Parents serve as children’s first teacher during their early years, but our responsibility of teaching doesn’t end when they start going to school, even if they are in a traditional brick and mortar setting. Many researchers recognise the important role strong positive bonds between homes and schools play in the development and education of children (Edwards & Alldred, 2000; Henderson & Berla, 1994; Richardson, 2009; Sanders & Sheldon, 2009; Sheldon, 2009). The theories put forward have been supported, and reaffirmed by numerous studies, showing good cooperation between schools, homes and the communities can lead to academic achievement for students. Research has also shown that successful students have strong academic support from their involved parents (Sheldon, 2009).
Both parents and teachers play a pivotal role in educating a child. They teach essential life and academic skills while providing love and support that help students healthily develop. When teachers partner their ability to inspire thought and creativity with the foundational support parents provide, students are better prepared to have positive school experiences.
These are some of the roles we play in the traditional classroom as we take active involvement in our child’s education
As parents, we should be aware of how our child’s progress is in school. The best way to monitor children’s development is to track their developmental milestones. Early experiences make a difference in how young children’s brains develop and can influence lifelong learning and health. Spending a great deal of time with our children is instrumental in determining many of the kinds of experiences they will have. Developmental monitoring means observing and noting specific ways a child plays, learns, speaks, acts, and moves every day, in an on-going way, so that we as parents can understand and articulate their strengths and stretches.
Communication with School
Effective communication is essential for building school-family partnerships. It constitutes the foundation for all other forms of family involvement in education. As parents, we benefit from being involved in our children’s education by getting ideas from school on how to help and support our children, and by learning more about the school’s academic program and how it works. Perhaps most important, we benefit by becoming more confident about the value of their school involvement. We develop a greater appreciation for the important role they play in their children’s education, and we become active participants of this large part of our children’s lives.

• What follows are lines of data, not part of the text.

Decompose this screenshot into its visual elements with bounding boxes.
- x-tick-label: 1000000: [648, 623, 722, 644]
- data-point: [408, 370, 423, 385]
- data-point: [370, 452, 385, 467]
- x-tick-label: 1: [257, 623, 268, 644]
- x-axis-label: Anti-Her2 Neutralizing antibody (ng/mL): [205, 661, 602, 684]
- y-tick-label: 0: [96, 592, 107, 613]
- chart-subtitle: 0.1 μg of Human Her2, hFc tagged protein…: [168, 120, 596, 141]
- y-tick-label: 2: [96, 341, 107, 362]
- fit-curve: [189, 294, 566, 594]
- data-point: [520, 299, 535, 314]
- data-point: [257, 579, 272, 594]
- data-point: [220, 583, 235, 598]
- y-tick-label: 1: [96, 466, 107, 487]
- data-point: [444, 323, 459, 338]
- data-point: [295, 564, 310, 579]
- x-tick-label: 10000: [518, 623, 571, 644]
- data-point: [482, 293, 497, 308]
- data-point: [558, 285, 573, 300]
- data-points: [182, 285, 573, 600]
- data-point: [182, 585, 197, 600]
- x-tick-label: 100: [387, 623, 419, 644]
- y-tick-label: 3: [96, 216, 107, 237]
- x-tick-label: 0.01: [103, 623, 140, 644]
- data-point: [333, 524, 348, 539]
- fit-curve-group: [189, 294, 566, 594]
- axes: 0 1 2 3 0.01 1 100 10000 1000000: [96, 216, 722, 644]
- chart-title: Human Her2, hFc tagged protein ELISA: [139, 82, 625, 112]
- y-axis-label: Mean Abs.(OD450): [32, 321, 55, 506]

According to Waterford.org, an organization seeking to help children succeed through access to lifelong education, the participation of parents in the educational process means that teachers and parents share the responsibility to teach students and work together to achieve educational goals. From another viewpoint, teachers see important changes in their classrooms when parents get involved, such as improvements in the motivation and performance of the students and even their character. Also, collaboration with parents can help identify needs and goals, and there can be discussions about how parents can contribute. The communication with the parents presents the opportunity for the teacher to listen to parents’ concerns and explain to them more about their children’s education.
Communication & Support
Children learn how to communicate by watching us. If we communicate openly and effectively, chances are our children will, too. Good communication skills will benefit our children for their entire lives. They begin to form ideas and beliefs about themselves based on how we communicate with them. When we communicate effectively with our children, we are showing them respect. They then begin to feel that we heard and understood them, which boosts their self-esteem. When we communicate with our children, it is important that we are physically at their level and that our choice of words meets their understanding.
In the nurture role, we take care of our children’s basic needs, such as food, medical care, shelter, clothing, etc., as well as giving love, attention, understanding, acceptance, time, and support. We are patient and listen to our children. We make time for them, show an interest in their activities and encourage them to pursue their passions. Through our words and actions, we communicate to our children that they are loved and accepted. The other part of our job is to provide “structure” for our children. In this role, we give direction, impose rules, set limits, establish and follow through with consequences, hold our children accountable for their behavior, and teach values. We provide the guidance that helps our children to develop, grow, and mature.
We embody and live out the values we wish to instil in our children so that they can see the expectations we have for them.
The connection between school and home gives our children a sense of safety and belonging. This partnership supports their growth and development because children are provided with a continuation of expectations, support, and an investment into both their social and academic success.
Parents do not cease to be their child’s teacher. Rather, that role expands into coach, mentor, friend. The great part is parents don’t have to walk that journey alone. We encourage you, as parent, guardian, caregiver, to seek out the community that will support you throughout the adventure of supporting your children.